Synergy between viral and bacterial toll-like receptors leads to amplification of inflammatory responses and preterm labor in the mouse

Abstract

Toll-like receptors (TLRs) recognize molecular constituents of pathogens and activate host innate immune responses. TLR2 responds to Gram-positive organisms and components of their cell walls. TLR3 responds to double-stranded RNA (an intermediate in viral replication). A mouse macrophage cell line (RAW 264.7) and freshly obtained mouse peritoneal macrophages were treated in tissue culture for 5 or 10 h with either peptidoglycan (PGN; a TLR2 ligand, 1 μg/ml), polyinosinic:cytidylic acid (poly(I:C); a TLR3 ligand, 10 μg/ml), both PGN and poly(I:C), or neither. Total RNA was extracted, and RT-PCR was performed. A mouse model of preterm birth induced by intrauterine injection of TLR ligands was used to test in vivo effects. Compared to stimulation with either PGN or poly(I:C) alone, stimulation of macrophages with both ligands (whether simultaneously or sequentially) resulted in synergistic expression of inflammatory mediators, including inducible nitric oxide synthase, interleukin 1 beta, tumor necrosis factor alpha, and the chemokine CCL5 (RANTES). Using peritoneal macrophages obtained from mutant and control mice, this synergy was determined to be dependent upon TLR2 and the TLR-related intracellular adaptor proteins MYD88 and TICAM1 (TRIF). Simultaneous administration of both PGN and poly(I:C) to pregnant mice also produced dramatic synergy in the occurrence of preterm delivery. These results support a possible role for viral infection in preterm labor. Synergy in the mechanisms of parturition suggests the existence of a "two-hit" trigger mechanism that minimizes responses to stimuli of limited biological significance while providing an efficient amplification strategy for rapid activation of labor in response to multiple or more severe insults.

FIG. 1.

Synergy between TLR2 and TLR3 activation. RAW 264.7 cells were stimulated with either PBS, PGN (1 μg/ml), poly(I:C) (10 μg/ml), or both PGN and poly(I:C) for 5 h.

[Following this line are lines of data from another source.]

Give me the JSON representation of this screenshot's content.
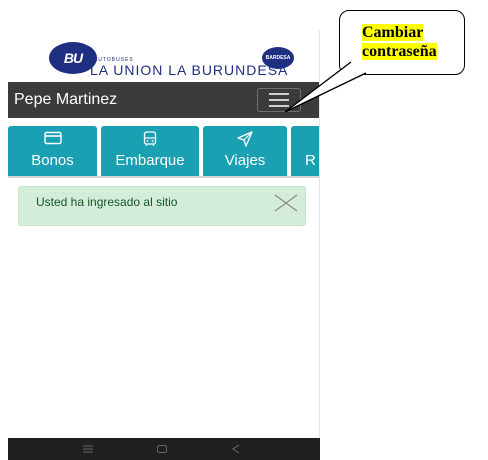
{
  "logo": {
    "left_badge": "BU",
    "small_text": "AUTOBUSES",
    "company_name": "LA UNION LA BURUNDESA",
    "right_badge": "BARDESA"
  },
  "header": {
    "user_name": "Pepe Martinez",
    "menu_icon": "hamburger-icon"
  },
  "tabs": [
    {
      "label": "Bonos",
      "icon": "card-icon"
    },
    {
      "label": "Embarque",
      "icon": "bus-icon"
    },
    {
      "label": "Viajes",
      "icon": "send-icon"
    },
    {
      "label": "R",
      "icon": ""
    }
  ],
  "alert": {
    "message": "Usted ha ingresado al sitio",
    "close_icon": "close-icon"
  },
  "android_nav": {
    "icons": [
      "menu-icon",
      "home-icon",
      "back-icon"
    ]
  },
  "callout": {
    "line1": "Cambiar",
    "line2": "contraseña"
  },
  "colors": {
    "tab_bg": "#1a9fb3",
    "header_bg": "#3b3b3b",
    "alert_bg": "#d4eddb",
    "brand_blue": "#1f2f82",
    "highlight": "#ffff00"
  }
}
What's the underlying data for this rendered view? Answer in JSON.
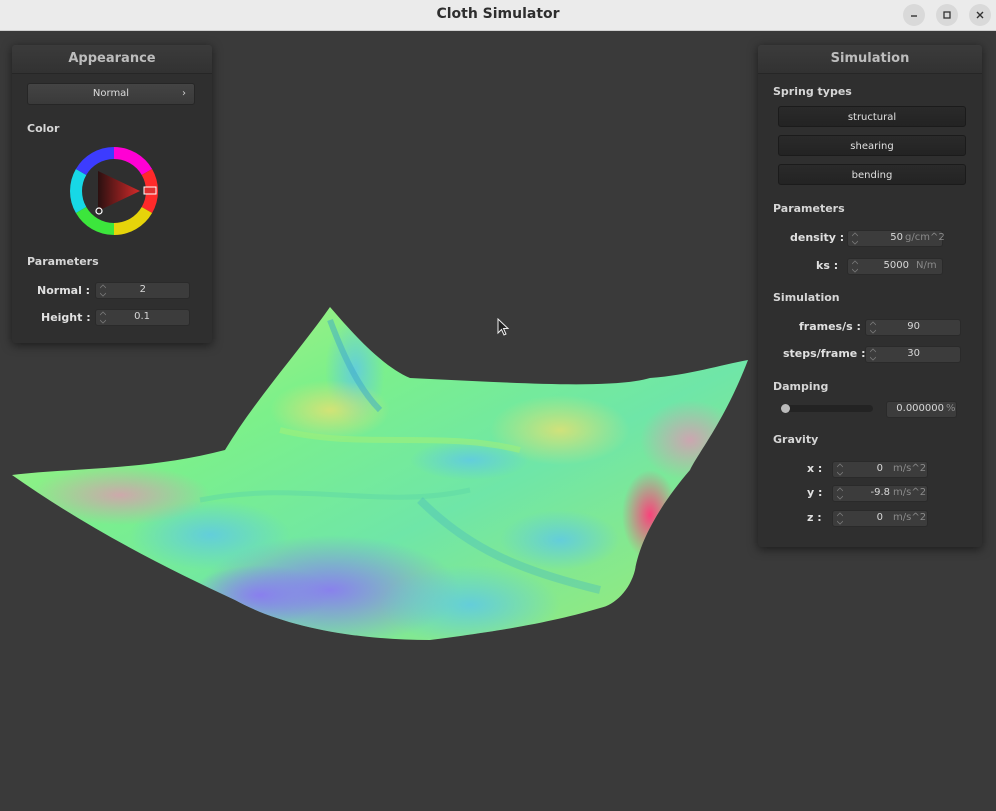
{
  "window": {
    "title": "Cloth Simulator"
  },
  "appearance": {
    "title": "Appearance",
    "shader": "Normal",
    "color_label": "Color",
    "params_label": "Parameters",
    "normal_label": "Normal :",
    "normal_value": "2",
    "height_label": "Height :",
    "height_value": "0.1"
  },
  "simulation": {
    "title": "Simulation",
    "spring_types_label": "Spring types",
    "spring_buttons": [
      "structural",
      "shearing",
      "bending"
    ],
    "parameters_label": "Parameters",
    "density_label": "density :",
    "density_value": "50",
    "density_unit": "g/cm^2",
    "ks_label": "ks :",
    "ks_value": "5000",
    "ks_unit": "N/m",
    "sim_label": "Simulation",
    "fps_label": "frames/s :",
    "fps_value": "90",
    "steps_label": "steps/frame :",
    "steps_value": "30",
    "damping_label": "Damping",
    "damping_value": "0.000000",
    "damping_unit": "%",
    "damping_level": 0,
    "gravity_label": "Gravity",
    "gx_label": "x :",
    "gx_value": "0",
    "gy_label": "y :",
    "gy_value": "-9.8",
    "gz_label": "z :",
    "gz_value": "0",
    "gravity_unit": "m/s^2"
  },
  "colors": {
    "background": "#3a3a3a",
    "panel": "#2f2f2f",
    "accent_red": "#d42a2a"
  }
}
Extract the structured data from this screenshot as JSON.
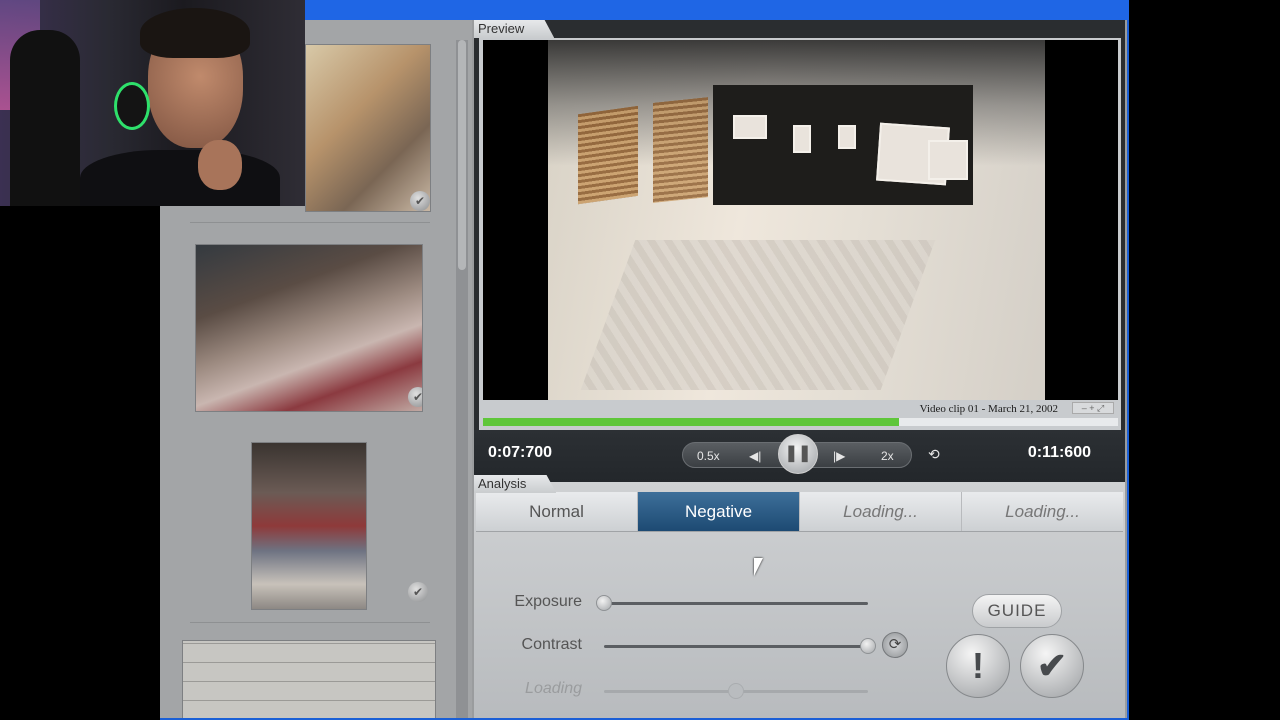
{
  "preview": {
    "section_label": "Preview",
    "caption": "Video clip 01 - March 21, 2002",
    "zoom_label": "– + ⤢",
    "progress": 0.655
  },
  "transport": {
    "current_time": "0:07:700",
    "total_time": "0:11:600",
    "slow_label": "0.5x",
    "fast_label": "2x",
    "prev_icon": "◀|",
    "next_icon": "|▶",
    "pause_icon": "❚❚",
    "loop_icon": "⟲"
  },
  "analysis": {
    "section_label": "Analysis",
    "modes": [
      {
        "label": "Normal",
        "active": false
      },
      {
        "label": "Negative",
        "active": true
      },
      {
        "label": "Loading...",
        "active": false
      },
      {
        "label": "Loading...",
        "active": false
      }
    ],
    "sliders": [
      {
        "label": "Exposure",
        "value": 0.0
      },
      {
        "label": "Contrast",
        "value": 1.0
      },
      {
        "label": "Loading",
        "value": 0.5
      }
    ],
    "reset_icon": "⟳",
    "guide_label": "GUIDE",
    "warn_icon": "!",
    "confirm_icon": "✔"
  },
  "gallery": {
    "check_icon": "✔"
  },
  "colors": {
    "accent_blue": "#1f66e5",
    "progress_green": "#5fc63a",
    "active_mode": "#1d4a73"
  }
}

Real-time PCR was performed for IL1B, NOS2, CCL5 (RANTES), TNF, TLR2, and TLR3, normalized to the housekeeping gene GAPDH and with average expression for the combined (PGN plus poly(I:C)) group in each case set to 100. Error bars represent mean ± SD. P values were calculated for all four treatments simultaneously by ANOVA (n = 3 replicates/condition). Depicted is a representative example from among three repeat experiments.

FIG. 2.

Priming of cells for synergistic expression of cytokines and chemokines occurs with either PGN or poly(I:C). RAW 264.7 cells were treated in tissue culture with either PGN (1 μg/ml), poly(I:C) (10 μg/ml), or both PGN and poly(I:C) either simultaneously or sequentially for 5–10 h. For sequential incubations, cultures were incubated with the first reagent for 5 h, washed with PBS, and then incubated for an additional 5 h with the second reagent. Real-time PCR was performed using GAPDH as a control gene. The average expression of combined treatment with PGN plus poly(I:C) for 5 h was set to 100. Error bars represent mean ± SD. P values for the four treatment groups calculated by ANOVA are indicated separately for each set of culture conditions (n = 3 replicates/condition). Depicted is a representative example from among three repeat experiments.

FIG. 3.

Synergy between PGN and poly(I:C) requires functional TLR2, MYD88, and TICAM1. Primary mouse peritoneal macrophages extracted from TLR2-deficient (Tlr2KO) and wild-type (C57BL/6J) control mice and from MYD88-deficient (Myd88KO), TICAM1-deficient (Ticam1KO), doubly deficient (DBL KO), and wild-type (B6129F2/J) controls were stimulated with either PGN (1 μg/ml), poly(I:C) (10 μg/ml), or both for 5 h. Duplex RT-PCR was performed for IL1B, TNF, and CCL5 (RANTES), normalized to the housekeeping gene GAPDH. Means ± SD are shown for triplicate wells. Average expression for wild-type macrophages treated with combined PGN plus poly(I:C) was set to 100. P values for the four treatment groups calculated by ANOVA are indicated separately for each genotype. Absent P values indicate unmeasurable values. Depicted is a representative example from among three repeat experiments.

FIG. 4.

Synergistic effect of intrauterine administration of PGN and poly(I:C) on the occurrence (A) and timing (B) of preterm delivery in Day 14.5 pregnant mice. Preterm delivery was defined as delivery of at least one pup within 48 h (all deliveries occurred in less than 36 h). Delivery data for PGN and poly(I:C) alone were presented previously as single points of dose-response curves [8]. P values are by Fisher exact test (A) and a 3 × 4 contingency table (B).